MIAMI — The head of the NYPD’s biggest union slammed Mayor de Blasio on Thursday for using “anti-police rhetoric” during the first Democratic presidential-primary debate.
Police Benevolent Association President Patrick Lynch specifically condemned Hizzoner’s revival Wednesday night of an old anecdote about warning his biracial son, Dante, about how young black men should conduct themselves with cops to avoid being the target of police violence.
“Mayor de Blasio has apparently learned nothing over the past six years about the extremely damaging impact of anti-police rhetoric on both cops and the communities we serve,” Lynch said in a statement.
“The hostile and dangerous environment we now face on the street is a direct result of the demonization of cops by de Blasio and other elected officials. By rolling out that rhetoric again on a national stage, it’s clear he wants to take the country down the same path.”
De Blasio, who angered police when he first told of the father-son talk in 2014, revived the story on the debate stage after being asked by MSNBC host and moderator Rachel Maddow about Supreme Court nominations.
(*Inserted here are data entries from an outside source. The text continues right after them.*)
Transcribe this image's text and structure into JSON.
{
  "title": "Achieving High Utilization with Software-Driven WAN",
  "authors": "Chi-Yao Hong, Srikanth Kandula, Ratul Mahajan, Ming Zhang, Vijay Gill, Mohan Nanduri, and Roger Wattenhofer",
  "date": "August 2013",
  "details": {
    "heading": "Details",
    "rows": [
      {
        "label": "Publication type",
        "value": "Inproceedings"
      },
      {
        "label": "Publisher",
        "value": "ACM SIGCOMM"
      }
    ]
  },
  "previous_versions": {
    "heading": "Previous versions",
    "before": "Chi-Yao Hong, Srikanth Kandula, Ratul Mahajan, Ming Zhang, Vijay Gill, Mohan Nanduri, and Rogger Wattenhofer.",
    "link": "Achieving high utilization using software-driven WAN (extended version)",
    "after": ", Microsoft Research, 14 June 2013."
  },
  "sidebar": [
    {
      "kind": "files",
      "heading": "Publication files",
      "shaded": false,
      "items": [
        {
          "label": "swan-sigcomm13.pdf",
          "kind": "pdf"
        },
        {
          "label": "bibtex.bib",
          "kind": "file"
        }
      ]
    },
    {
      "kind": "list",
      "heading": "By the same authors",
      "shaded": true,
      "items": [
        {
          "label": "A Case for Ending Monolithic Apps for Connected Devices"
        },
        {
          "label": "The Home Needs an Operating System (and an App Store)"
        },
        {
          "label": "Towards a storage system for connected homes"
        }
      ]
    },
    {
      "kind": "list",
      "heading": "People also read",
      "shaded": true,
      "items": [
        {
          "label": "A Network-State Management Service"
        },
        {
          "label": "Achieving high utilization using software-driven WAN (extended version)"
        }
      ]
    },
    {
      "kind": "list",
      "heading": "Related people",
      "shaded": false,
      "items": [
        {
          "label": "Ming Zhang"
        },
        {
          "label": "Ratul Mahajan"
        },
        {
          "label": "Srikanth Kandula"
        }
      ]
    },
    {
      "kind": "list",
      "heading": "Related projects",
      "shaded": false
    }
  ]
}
The mayor instead pivoted back to a previous prompt on gun control, then veered into relations between police and minorities.
“I’ve had to have very, very serious talks with my son, Dante, about how to protect himself in the streets of our city . . . including the fact that he has to take special caution because there have been too many tragedies between young men and our police,” de Blasio said.
In Florida Thursday, the mayor was unapologetic and ripped Lynch, without naming him.
“Ridiculous. Ridiculous and shameful,” he told The Post.
“We’ve been down this road before. Tens of millions of American parents have had the very same conversation with their children that I talk about I had with Dante .
“Tens of millions, and we should be able to acknowledge that openly in this country and then talk about how we heal that, how we fix that,” the mayor said.
“I said, ‘Look, we are bringing police and community together in New York, that’s something that should be celebrated.’ I am not surprised that [Lynch] continues to want to divide us. I’m talking about how to overcome our past and bring us together.”
De Blasio first invoked his conversations with Dante in December 2017 while addressing the death months earlier of Eric Garner, who died after cops on Staten Island tried to arrest him for selling loose cigarettes.
Days later, as the mayor and his entourage snaked through a jammed corridor at Woodhull Hospital, where two officers were pronounced dead hours earlier, scores of cops faced the walls to turn their backs on him.
Earlier, de Blasio approached a cluster of cops at the Brooklyn hospital and offered, “We’re all in this together.”
“No, we’re not,” one replied, according to a cop who witnessed the icy scene.
Hundreds of officers also turned their backs on a screen showing the mayor as he spoke at the funeral for those officers, Rafael Ramos and Wenjian Liu.